Under risks, the following issues can be considered:

  • Scarcity of Resources/Long-term Viability Damaged: Every company depends on resources that are either directly or indirectly extracted from nature. If a resource, upon which the company depends, is under severe stress, or in the worst case scenario collapses entirely, the company’s long-term viability may be threatened

  • Governmental Regulation: As governments increasingly recognize the importance of biodiversity and sustainability, the risk of heavy legislation becomes increasingly real. In almost all cases, it is more expensive for a company to respond to legislation after the fact than to try to get ahead of the curve before such rules are enacted

  • Negative Corporate Image/Product Boycotts: Companies seen as environmental “villains” can be subjected to intense campaigns and product boycotts, which can have long-lasting negative consequences, resulting in significant loss of market share

  • Loss of Investment: There are increasing numbers of ethical investment funds being developed, which may be unavailable to companies that are not undertaking sustainable environmental practices

  • Clean-up and Compensation Costs: Natural disasters can entail huge and long-lasting clean-up costs that can severely effect a company’s bottom-line. In addition, disasters of this sort can be a major black mark on the reputation of the business involved

  • Insurance Costs: Related to the above points, insurance companies are well aware of the risks associated with environmental degradation, and will pass on associated costs to their consumers

Opportunities

As the trend towards sustainability continues to move forward, the ability to benefit from this momentum becomes ever greater:

  • Increased Market Share: Businesses seen to be green leaders are increasingly being favoured customers. Good corporate practices can often translate, all other things being equal, into better market share. Cost Control: A well managed and streamlined supply chain will often generate cost savings for a company. Knowledge about the origin and processing of purchased resources and products guarantees cost control and environmental impact at the same time

  • Better Relationship with Other Stakeholders: Businesses must deal with local communities, governments, NGOs or other stakeholders. If their practices are sustainable and seen as benefitting the community and environment, their dealings will be that much easier and less costly. Furthermore, regulators will be more inclined to grant licenses to those who have demonstrated positive stewardship of their resources

  • Enhanced Loyalty of Employees: By enhancing their environment footprint and getting their employees directly involved in the process companies generate increased corporate loyalty and benefit from the ideas generated by their staff

  • Long-term Viability of Business: If resources are harvested or extracted in a sustainable fashion, they will be available for the long term, thus allowing businesses to continue operating. New products can also be found through the sustainable use of existing resources (i.e. forest generated products as opposed to simply harvesting the trees for lumber)

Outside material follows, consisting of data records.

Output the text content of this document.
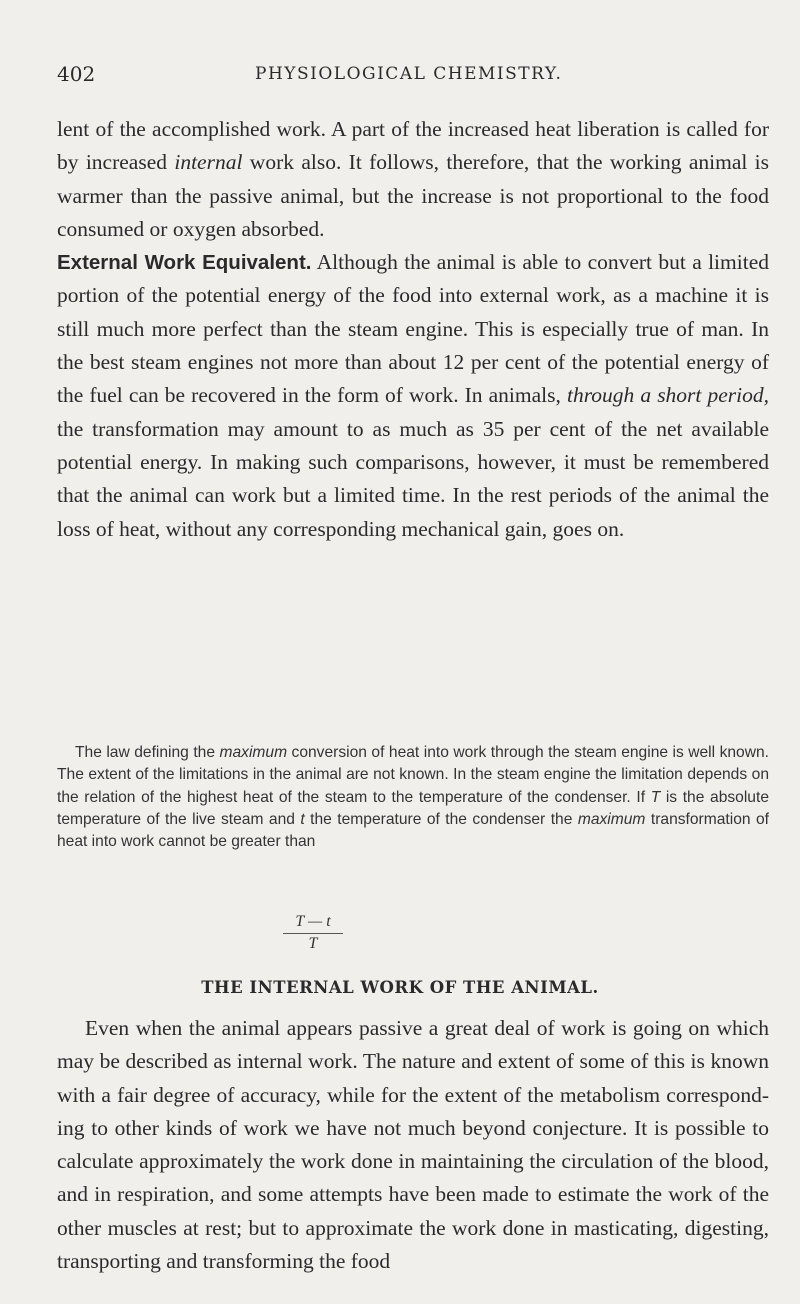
402	PHYSIOLOGICAL CHEMISTRY.

lent of the accomplished work. A part of the increased heat liberation is called for by increased internal work also. It follows, therefore, that the working animal is warmer than the passive animal, but the increase is not proportional to the food consumed or oxygen absorbed.

External Work Equivalent. Although the animal is able to convert but a limited portion of the potential energy of the food into external work, as a machine it is still much more perfect than the steam engine. This is especially true of man. In the best steam engines not more than about 12 per cent of the potential energy of the fuel can be recovered in the form of work. In animals, through a short period, the transformation may amount to as much as 35 per cent of the net available potential energy. In making such comparisons, however, it must be remembered that the animal can work but a limited time. In the rest periods of the animal the loss of heat, without any corresponding mechanical gain, goes on.

The law defining the maximum conversion of heat into work through the steam engine is well known. The extent of the limitations in the animal are not known. In the steam engine the limitation depends on the relation of the highest heat of the steam to the temperature of the condenser. If T is the absolute temperature of the live steam and t the temperature of the condenser the maximum transformation of heat into work cannot be greater than

$\frac{T — t}{T}$
THE INTERNAL WORK OF THE ANIMAL.

Even when the animal appears passive a great deal of work is going on which may be described as internal work. The nature and extent of some of this is known with a fair degree of accuracy, while for the extent of the metabolism corresponding to other kinds of work we have not much beyond conjecture. It is possible to calculate approximately the work done in maintaining the circulation of the blood, and in respiration, and some attempts have been made to estimate the work of the other muscles at rest; but to approximate the work done in masticating, digesting, transporting and transforming the food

  • Creation of New Products (Bio-Prospecting/Bio-Mimicry): Many new technologies have been inspired by natural processes. This requires intensive study and time. Degradation of biodiversity can remove these natural inventions before they can be discovered, let alone understood. Additionally, new pharmaceutical and agrifood products are just waiting to be discovered, but without viable ecological systems to support them, they too can be lost

There is no “silver bullet” that will make a business sustainable overnight and at zero cost. The process requires some work and effort, and likely – at least initially - the expenditure of resources. This can be seen as the cost of doing business in a changing economy. These upfront expenditures will eventually result in a leaner, more sustainable, and more profitable business model.

Aside from the various tools and mechanisms that can help businesses make the transition to sustainability, the CBD Secretariat has been involved in facilitating the development of the Global Partnership for Business and Biodiversity.